Dealing With Your Divorce Peacefully
Divorce can be a very painful transitional part of life. This is especially true when there are children involved, since the entire dynamic of the family will be changing.
However, there are ways of dealing with divorce peacefully so that the process is much easier, the children don’t have to bear witness to unnecessary fighting and you may possibly even forge a friendship with your former spouse.
How to talk to your children about divorce
Talking to your children and letting them know what is happening is going to be a huge part of the divorce process. It is very important not to blame or point fingers, i.e. “daddy cheated and mummy is leaving daddy”. Even if there are hurt feelings behind the divorce, approaching your children and speaking to them as partners to let them know that mummy and daddy won’t be together anymore will show them that you’re still working as a team. They need to know that ultimately, everyone will still be a family, even if their parents are no longer living under the same roof. This is the key to dealing with a divorce peacefully.

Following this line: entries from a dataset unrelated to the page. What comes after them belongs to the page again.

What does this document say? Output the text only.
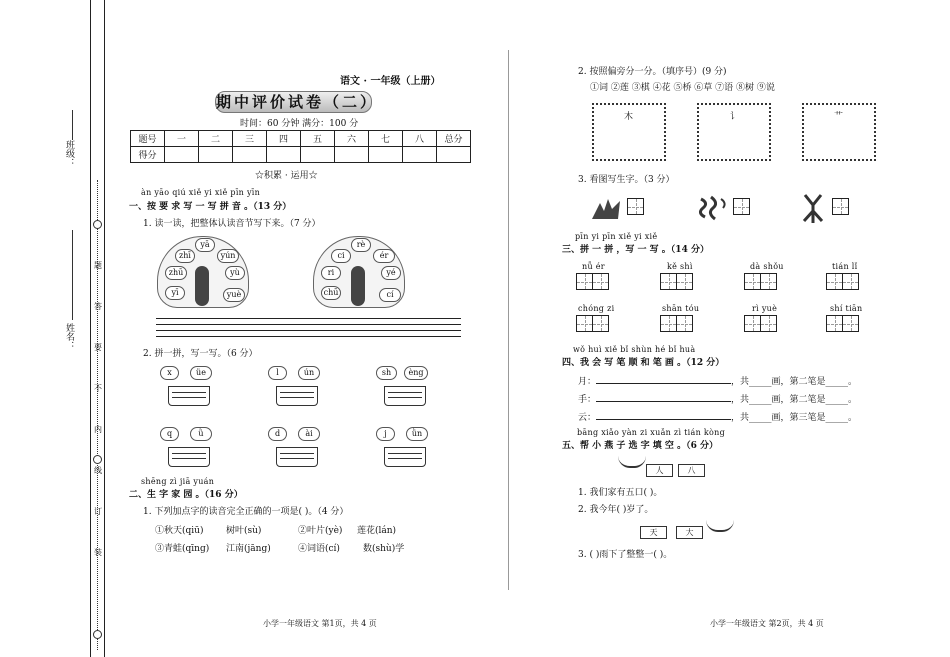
班级：
姓名：
题
答
要
不
内
线
订
装
语文 · 一年级（上册）
期中评价试卷（二）
时间：60 分钟 满分：100 分
题号	一	二	三	四	五	六	七	八	总分
得分									
☆积累 · 运用☆
àn yāo qiú xiě yi xiě pīn yīn
一、按 要 求 写 一 写 拼 音 。（13 分）
1. 读一读，把整体认读音节写下来。（7 分）
yā
zhī	yún
zhū	yù
yī	yuè
rè
ci	ér
ri	yé
chū	cí
2. 拼一拼，写一写。（6 分）
x	üe	l	ún	sh	èng
q	ǜ	d	ài	j	ǜn
shēng zì jiā yuán
二、生 字 家 园 。（16 分）
1. 下列加点字的读音完全正确的一项是( )。（4 分）
①秋天(qiū)	树叶(sù)	②叶片(yè) 莲花(lán)
③青蛙(qīng) 江南(jāng)	④词语(cí)	数(shù)学
小学一年级语文 第1页，共 4 页
2. 按照偏旁分一分。（填序号）(9 分)
①词 ②莲 ③棋 ④花 ⑤桥 ⑥草 ⑦语 ⑧树 ⑨说
木	讠	艹
3. 看图写生字。（3 分）
pīn yi pīn xiě yi xiě
三、拼 一 拼 ，写 一 写 。（14 分）
nǚ ér	kě shì	dà shǒu	tián lǐ
chóng zi	shān tóu	rì yuè	shí tiān
wǒ huì xiě bǐ shùn hé bǐ huà
四、我 会 写 笔 顺 和 笔 画 。（12 分）
月：	，共_____画，第二笔是_____。
手：	，共_____画，第二笔是_____。
云：	，共_____画，第三笔是_____。
bāng xiǎo yàn zi xuǎn zì tián kòng
五、帮 小 燕 子 选 字 填 空 。（6 分）
人	八
1. 我们家有五口( )。
2. 我今年( )岁了。
天	大
3. ( )雨下了整整一( )。
小学一年级语文 第2页，共 4 页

There will definitely be a lot of crying and the question “why” will be the main question asked of you two. Sticking to the premise of not pointing blame, a great way to explain is to say that mommy and daddy haven’t been getting along and are unhappy together. Older children may express resentment while younger children may not quite understand what is really happening. Make sure that the both of you let the children know that this will in no way affect the love that you have for them and that you will work together to make the entire transition as easy for everyone as possible.

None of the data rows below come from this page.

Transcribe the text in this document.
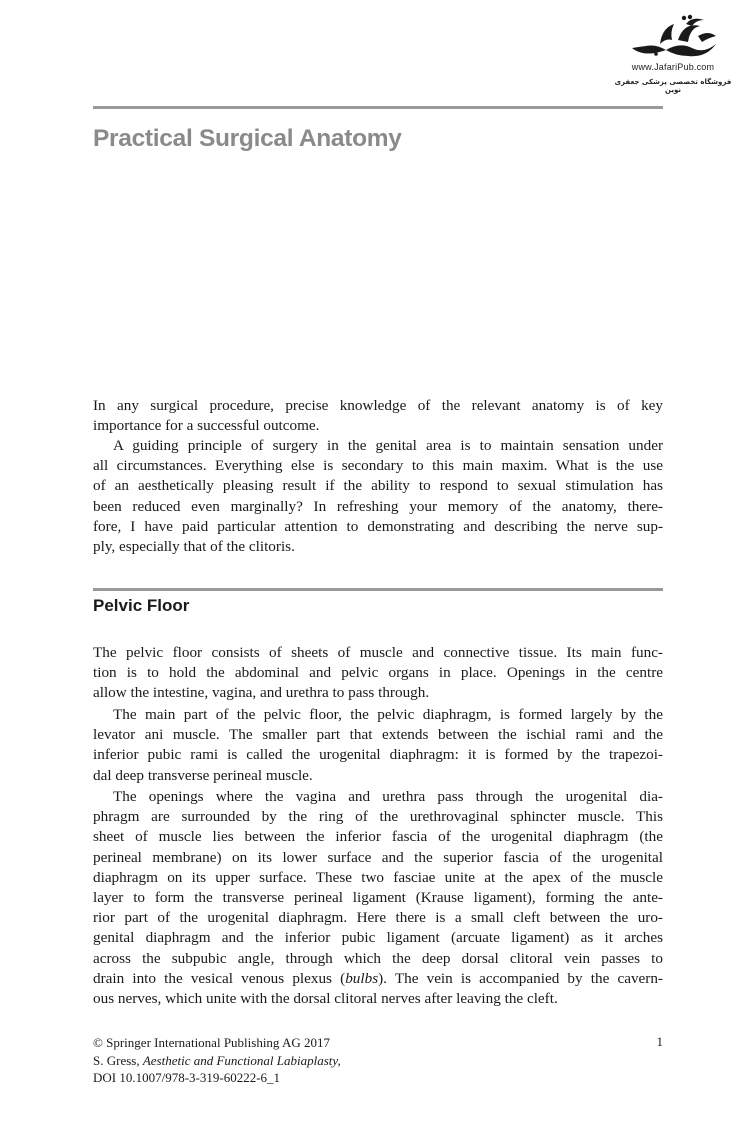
www.JafariPub.com
فروشگاه تخصصی پزشکی جعفری نوین
Practical Surgical Anatomy
In any surgical procedure, precise knowledge of the relevant anatomy is of key
importance for a successful outcome.
A guiding principle of surgery in the genital area is to maintain sensation under
all circumstances. Everything else is secondary to this main maxim. What is the use
of an aesthetically pleasing result if the ability to respond to sexual stimulation has
been reduced even marginally? In refreshing your memory of the anatomy, there-
fore, I have paid particular attention to demonstrating and describing the nerve sup-
ply, especially that of the clitoris.
Pelvic Floor
The pelvic floor consists of sheets of muscle and connective tissue. Its main func-
tion is to hold the abdominal and pelvic organs in place. Openings in the centre
allow the intestine, vagina, and urethra to pass through.
The main part of the pelvic floor, the pelvic diaphragm, is formed largely by the
levator ani muscle. The smaller part that extends between the ischial rami and the
inferior pubic rami is called the urogenital diaphragm: it is formed by the trapezoi-
dal deep transverse perineal muscle.
The openings where the vagina and urethra pass through the urogenital dia-
phragm are surrounded by the ring of the urethrovaginal sphincter muscle. This
sheet of muscle lies between the inferior fascia of the urogenital diaphragm (the
perineal membrane) on its lower surface and the superior fascia of the urogenital
diaphragm on its upper surface. These two fasciae unite at the apex of the muscle
layer to form the transverse perineal ligament (Krause ligament), forming the ante-
rior part of the urogenital diaphragm. Here there is a small cleft between the uro-
genital diaphragm and the inferior pubic ligament (arcuate ligament) as it arches
across the subpubic angle, through which the deep dorsal clitoral vein passes to
drain into the vesical venous plexus (bulbs). The vein is accompanied by the cavern-
ous nerves, which unite with the dorsal clitoral nerves after leaving the cleft.
© Springer International Publishing AG 2017
S. Gress, Aesthetic and Functional Labiaplasty,
DOI 10.1007/978-3-319-60222-6_1
1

Splitting up household items
Since “till death do us part” is no longer an option, it’s time to figure out who is going to get what. The person that is moving out may do so in advance of moving all of their belongings, just to get some breathing room for the both of you. Utilizing a storage unit to put their extra items until they are fully settled somewhere else is a great option. The longer their stuff stays in the home, the more animosity can begin to stir, especially if the divorce has some ugly stories behind it. This will also hinder any awkwardness of coming back and forth unplanned.

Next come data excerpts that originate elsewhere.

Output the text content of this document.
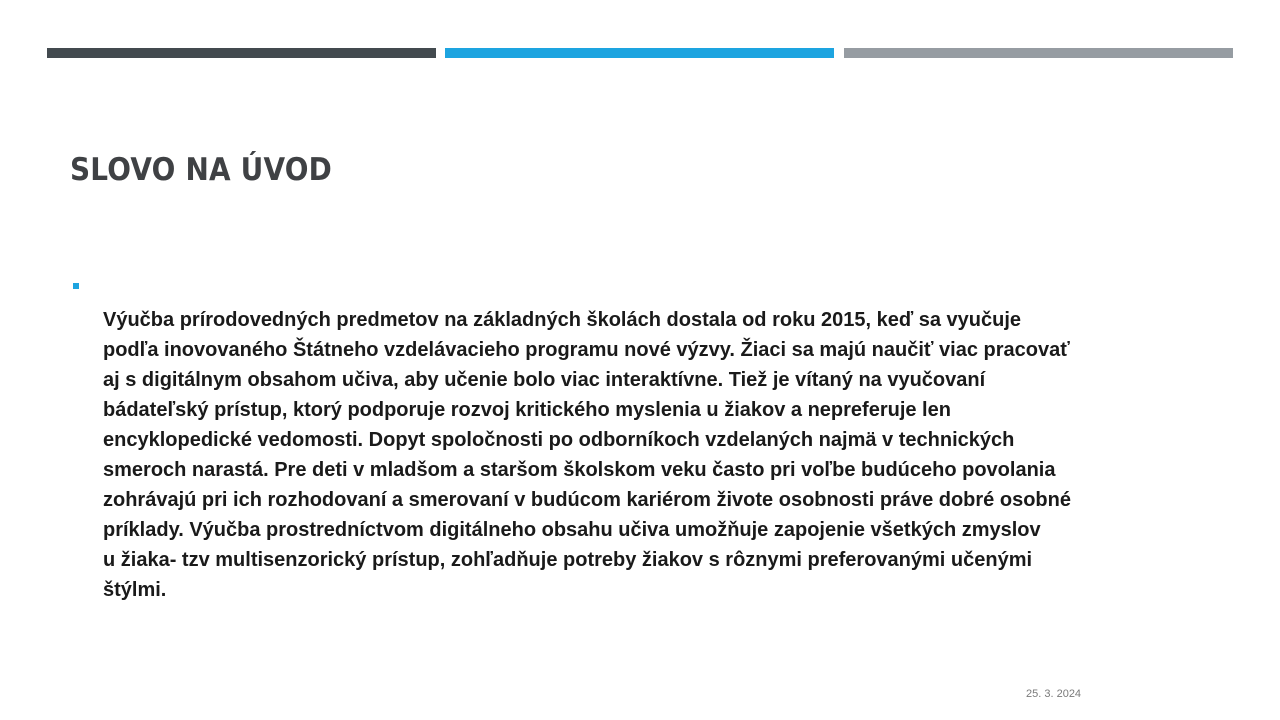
SLOVO NA ÚVOD

Výučba prírodovedných predmetov na základných školách dostala od roku 2015, keď sa vyučuje
podľa inovovaného Štátneho vzdelávacieho programu nové výzvy. Žiaci sa majú naučiť viac pracovať
aj s digitálnym obsahom učiva, aby učenie bolo viac interaktívne. Tiež je vítaný na vyučovaní
bádateľský prístup, ktorý podporuje rozvoj kritického myslenia u žiakov a nepreferuje len
encyklopedické vedomosti. Dopyt spoločnosti po odborníkoch vzdelaných najmä v technických
smeroch narastá. Pre deti v mladšom a staršom školskom veku často pri voľbe budúceho povolania
zohrávajú pri ich rozhodovaní a smerovaní v budúcom kariérom živote osobnosti práve dobré osobné
príklady. Výučba prostredníctvom digitálneho obsahu učiva umožňuje zapojenie všetkých zmyslov
u žiaka- tzv multisenzorický prístup, zohľadňuje potreby žiakov s rôznymi preferovanými učenými
štýlmi.

25. 3. 2024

It is imperative to be fair and just during the process of dividing everything up. For instance, the person that will be keeping the children for the greatest portion of the time should be able to keep most of the furnishings and electronics that are used by the children. Focus should start with items that are need based for each individual and then move on to more sentimental and superficial items.
Keep a positive mindset
While splitting up your family is never ideal, remaining positive and focusing on your future, growing, healing and moving forward toward happiness is a great way to get beyond the ugliness of divorce. Stay true to yourself; remember that this was someone you were once in love with so that you can maintain an air of friendship and amicability in rearing your children. Also, look at the situation as a new beginning, not just an ending. You never know what will come for you next, since as one chapter in life ends, another begins that can push you in a direction that you may not have otherwise experienced. Smile and embrace what your life can become and you’ll gain some peace of mind.